Problem with Spherical Surface Integral

Noone1982
$$A\; =\; 4\dot{r}\; +\; 3\dot{\theta }\; -\; 2\dot{\phi }$$

Now the surface integral integral is:

$$\int_{}^{}{\left( ?\times A \right)\; •\; da}$$

(the ? mark is a del operator and the dot over a variable means a unit vector)

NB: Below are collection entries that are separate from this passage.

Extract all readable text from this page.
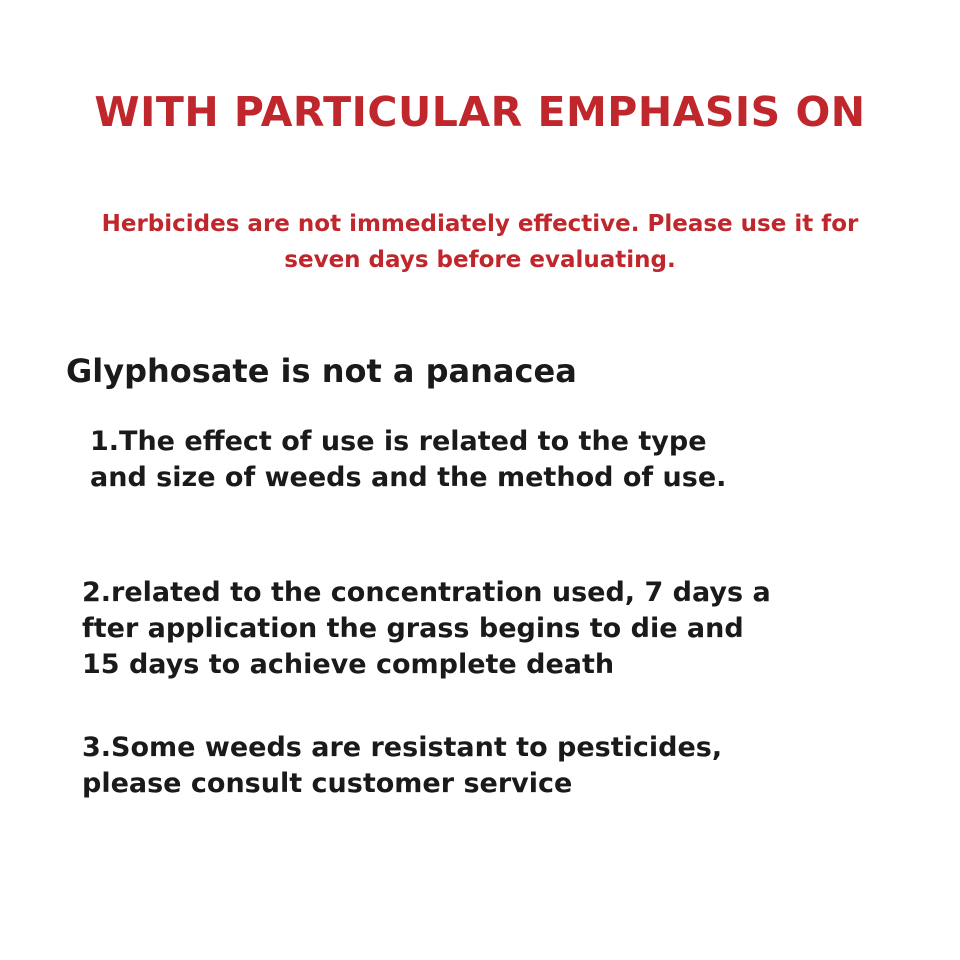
WITH PARTICULAR EMPHASIS ON
Herbicides are not immediately effective. Please use it for
seven days before evaluating.
Glyphosate is not a panacea
1.The effect of use is related to the type
and size of weeds and the method of use.
2.related to the concentration used, 7 days a
fter application the grass begins to die and
15 days to achieve complete death
3.Some weeds are resistant to pesticides,
please consult customer service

$$?\times A\; =\frac{\dot{r}}{r\sin \theta }\left[ \frac{\partial }{\partial \theta }\left( \sin \theta A_{\phi } \right)\; -\; \frac{\partial A_{\theta }}{\partial \phi } \right]\; +\; \frac{\dot{\theta }}{r}\left[ \frac{1}{\sin \theta }\frac{\partial A_{r}}{\partial \phi }\; -\; \frac{\partial }{\partial r}\left( rA_{\phi } \right) \right]\; +\; \frac{\dot{\phi }}{r}\left[ \frac{\partial }{\partial r}\left( rA_{\theta } \right)\; -\; \frac{\partial A_{r}}{\partial \theta } \right]$$

I get:

$$?\times A\; =\frac{\dot{r}}{r\sin \theta }\left[ \left( -2\cos \theta \right)\; -\; 0 \right]\; +\; \frac{\dot{\theta }}{r}\left[ \frac{1}{\sin \theta }\left( 0 \right)\; +\; 2 \right]\; +\; \frac{\dot{\phi }}{r}\left[ 3\; -0 \right]$$

Now I dot this to da

where da is:

$$da\; =\; r^{2}\sin \theta \; d\theta \; d\phi \; \dot{r}\; +\; r\sin \theta \; dr\; d\phi \; \dot{\theta }\; +\; r\; dr\; d\theta \; \dot{\phi }$$

I get:

$$\int_{}^{}{\int_{}^{}{}}-2\cos \theta r\; d\theta \; d\phi \; \; +\; \int_{}^{}{\int_{}^{}{}}2\sin \theta \; dr\; d\phi \; +\int_{0}^{ro}{\int_{\frac{\pi }{2}}^{\frac{\pi }{2}}{}}3\; dr\; d\theta \;$$

which equals:

$$-2\sin \theta r\phi \; +\; 2\sin \theta r\phi \; +\; \frac{3}{2}\pi r_{o}\; =\; \frac{3}{2}\pi r_{o}$$

$$-\pi r_{0}$$
He doesn't need to change basis, he just messed up his LaTeX. There are supposed to be dot products among the basis vectors in there. So while $\hat{r}$ does depend on position, $\hat{r}\cdot\hat{r}$ does not.